Pope Sixtus VI set out to exact revenge on Florence with his army. Yet, Lorenzo managed to secure an unthinkable alliance with the ruthless king of Naples, startling even the kings of Spain and France. Rome stood down.

“The Medici, who came out stronger than before, as always used arts as a tool for propaganda and self-promotion,” says Claudia Vannucci, a native Tuscan and licensed tour guide.

A Medici Walking Tour of Florence

Art, most created by the geniuses that the Medicis cultivated, had sprung up everywhere after these violent scenes. Lorenzo Medici commanded international respect as the balancing figure of Italy and no longer had to play a humble public servant.  His famous “garden and grove” house sheltered and encouraged artists like Botticelli, Da Vinci, and Michelangelo. And he sent them to work in Rome, Milan, and Venice to make a point.

“He spread in Europe the image of Florence as the new Athens, the place where classical culture had come back to life,” says Vannucci. For their support, the Medici family was painted in some of the most famous works in the world.

“This was [Lorenzo’s] legacy. There have been many smart rulers in history. Few helped create some of the most defining works of art in the world,” says Romeo.

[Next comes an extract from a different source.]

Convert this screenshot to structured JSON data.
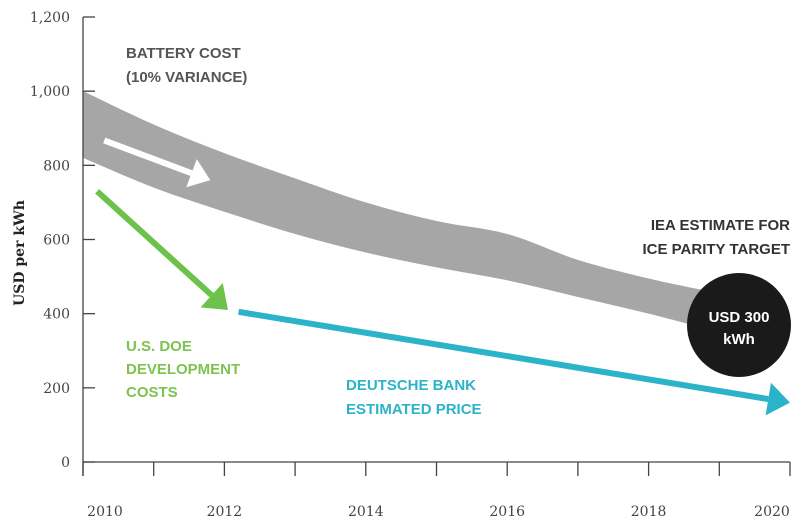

Tours like Vannucci’s reveal where infamous treason executions were painted on the walls of the Bargello palace of justice to shame the families. She’ll walk you down the “green mile” walked by wailing prisoners in their final hours. But even without a guide, if you sharpen your eyes, you will find the defaced Pazzi crests, the only surviving Pazzi mention on a corner, somber rooms in the Palazzo, and the triumphant Medicis in art and name everywhere. The bloody dramas of an era we hold as the height of beauty are still hidden in plain sight.